As finishers crossed the line of this year’s Dublin marathon they promised themselves never to put their bodies, minds and families through it again. The race was long and arduous – and the training took hundreds of hours over several months. All the questions and doubts have been answered, the relief was welcomed and the pain and the effort were over. The extraordinary levels of self-sacrifice, dedication, and time management were ended. But by the point they picked up their post race banana and finishers t-shirt they were planning their next race so they can again ask themselves more questions……. Can I ……Could I…..? Will I?

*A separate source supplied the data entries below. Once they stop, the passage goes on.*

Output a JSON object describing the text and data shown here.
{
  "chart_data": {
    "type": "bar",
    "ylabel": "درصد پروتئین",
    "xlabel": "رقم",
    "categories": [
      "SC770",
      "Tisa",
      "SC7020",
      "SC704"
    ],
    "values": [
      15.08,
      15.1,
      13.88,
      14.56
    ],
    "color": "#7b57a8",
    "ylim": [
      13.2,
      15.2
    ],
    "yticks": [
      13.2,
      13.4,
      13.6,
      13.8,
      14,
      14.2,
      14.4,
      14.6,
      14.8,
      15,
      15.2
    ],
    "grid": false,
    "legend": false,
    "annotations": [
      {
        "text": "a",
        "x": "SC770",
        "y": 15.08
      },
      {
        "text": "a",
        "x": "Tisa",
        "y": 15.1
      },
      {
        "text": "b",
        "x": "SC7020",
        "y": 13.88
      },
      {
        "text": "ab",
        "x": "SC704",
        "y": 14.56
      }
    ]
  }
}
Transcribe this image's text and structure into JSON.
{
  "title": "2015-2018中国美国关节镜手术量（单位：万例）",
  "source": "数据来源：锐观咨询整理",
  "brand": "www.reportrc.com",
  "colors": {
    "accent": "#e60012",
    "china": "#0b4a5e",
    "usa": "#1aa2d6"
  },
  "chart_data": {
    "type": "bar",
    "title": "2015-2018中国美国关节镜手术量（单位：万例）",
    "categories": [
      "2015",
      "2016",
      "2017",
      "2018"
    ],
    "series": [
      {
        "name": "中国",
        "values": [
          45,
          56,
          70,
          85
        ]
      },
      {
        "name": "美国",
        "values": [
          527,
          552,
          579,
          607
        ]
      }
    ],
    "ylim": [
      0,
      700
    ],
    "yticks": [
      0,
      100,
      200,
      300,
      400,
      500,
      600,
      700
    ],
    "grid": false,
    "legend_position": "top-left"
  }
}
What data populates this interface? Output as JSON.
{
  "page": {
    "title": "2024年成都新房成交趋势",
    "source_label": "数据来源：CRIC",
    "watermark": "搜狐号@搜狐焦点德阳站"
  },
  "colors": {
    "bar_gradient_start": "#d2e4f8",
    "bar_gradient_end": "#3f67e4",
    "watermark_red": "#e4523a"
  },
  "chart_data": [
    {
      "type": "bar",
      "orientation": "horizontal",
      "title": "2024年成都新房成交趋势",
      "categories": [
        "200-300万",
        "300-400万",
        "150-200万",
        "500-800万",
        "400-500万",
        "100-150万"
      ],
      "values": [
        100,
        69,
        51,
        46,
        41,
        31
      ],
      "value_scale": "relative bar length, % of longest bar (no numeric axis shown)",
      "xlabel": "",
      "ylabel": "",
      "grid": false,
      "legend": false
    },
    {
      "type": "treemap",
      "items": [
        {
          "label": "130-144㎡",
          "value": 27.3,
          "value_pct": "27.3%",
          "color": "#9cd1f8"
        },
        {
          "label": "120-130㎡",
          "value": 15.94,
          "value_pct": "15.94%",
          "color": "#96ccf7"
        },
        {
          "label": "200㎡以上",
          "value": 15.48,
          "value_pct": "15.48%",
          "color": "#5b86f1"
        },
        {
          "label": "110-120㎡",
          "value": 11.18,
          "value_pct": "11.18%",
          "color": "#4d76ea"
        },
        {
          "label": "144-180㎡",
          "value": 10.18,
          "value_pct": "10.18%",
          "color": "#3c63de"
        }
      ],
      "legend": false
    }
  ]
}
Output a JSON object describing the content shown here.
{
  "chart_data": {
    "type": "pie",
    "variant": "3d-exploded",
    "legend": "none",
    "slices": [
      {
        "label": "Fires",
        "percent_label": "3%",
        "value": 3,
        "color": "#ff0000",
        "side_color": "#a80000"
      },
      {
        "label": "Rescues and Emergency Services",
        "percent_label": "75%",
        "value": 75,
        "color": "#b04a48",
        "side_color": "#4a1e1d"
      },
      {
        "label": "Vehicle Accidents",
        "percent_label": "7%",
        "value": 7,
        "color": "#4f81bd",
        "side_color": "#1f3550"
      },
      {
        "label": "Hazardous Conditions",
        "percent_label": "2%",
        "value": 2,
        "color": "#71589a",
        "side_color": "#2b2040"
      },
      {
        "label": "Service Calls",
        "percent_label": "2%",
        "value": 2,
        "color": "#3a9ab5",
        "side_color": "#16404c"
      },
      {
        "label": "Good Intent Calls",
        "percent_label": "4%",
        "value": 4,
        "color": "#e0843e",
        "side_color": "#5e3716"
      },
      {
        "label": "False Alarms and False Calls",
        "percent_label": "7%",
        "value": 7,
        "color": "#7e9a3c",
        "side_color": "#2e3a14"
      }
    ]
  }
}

After a great race – you want to capitalize on your fitness and continue to set new personal bests, after a disappointing race, the last thing on your mind is resting; rather, you want revenge and you’re anxious to get back racing as soon as possible. But before running again, marathoners need to allow their bodies and minds to recover from the tremendous physical and psychological accomplishment of running 26.2 miles. Denying the body time to fully recover after a marathon often leads to overtraining and injuries. Muscles, tendons, ligaments, and every physiological system are challenged when running a marathon. It doesn’t matter if you smashed a personal best or struggled to walk to the finish, 26.2 miles is a long way to go and your body endures tremendous physical pressure, even in the absence of soreness. Both the intensive training and the marathon itself, cause muscle fibre damage that significantly impairs the power and resilience of the musculoskeletal system. It is clear that muscles are undoubtedly weakened and need extensive recovery times before returning to full training or racing (Hikida et al., 1983) Cellular damage after the marathon is best measured by the presence and production of creatinine kinase (CK) — a marker that indicates damage to skeletal and cardiac tissue — and increased myoglobin levels in the blood stream. CK damage persists for more than seven days post-marathon while the presence of myoglobin in the bloodstream can be detected for 3-4 days post race. (Tsai et al., 2001; Smith et al., 2004). The importance of properly recovering is further highlighted by the increased risk of sickness marathoners face caused a drop in immune function during intense training which makes them more vulnerable to infections. (HEATH et al., 1991; Mackinnon, 2000)
But how long does it take to recover? No one really knows, it’s very dependent on the individual, but certainly the evidence from a cellular level suggests 7-10 days of little or no running. The best method to return running appears to be to spend two to three weeks after a marathon doing a reverse taper. Before a race, most athletes taper by gradually decreasing the intensity and duration of their workouts. After a race, do it in reverse. But this is just the body, sometimes the mind can take longer………. But it will recover and you will run again!
HEATH GW, FORD ES, CRAVEN TE, MACERA CA, JACKSON KL & PATE RR. (1991). Exercise and the incidence of upper respiratory tract infections. Medicine & Science in Sports & Exercise 23, 152-157.
Hikida RS, Staron RS, Hagerman FC, Sherman WM & Costill DL. (1983). Muscle fiber necrosis associated with human marathon runners. J Neurol Sci 59, 185-203.
Mackinnon LT. (2000). Chronic exercise training effects on immune function. Med Sci Sports Exerc 32, S369-376.
Smith JE, Garbutt G, Lopes P & Pedoe DT. (2004). Effects of prolonged strenuous exercise (marathon running) on biochemical and haematological markers used in the investigation of patients in the emergency department. Br J Sports Med 38, 292-294.
Tsai K, Hsu TG, Hsu KM, Cheng H, Liu TY, Hsu CF & Kong CW. (2001). Oxidative DNA damage in human peripheral leukocytes induced by massive aerobic exercise. Free Radic Biol Med 31, 1465-1472.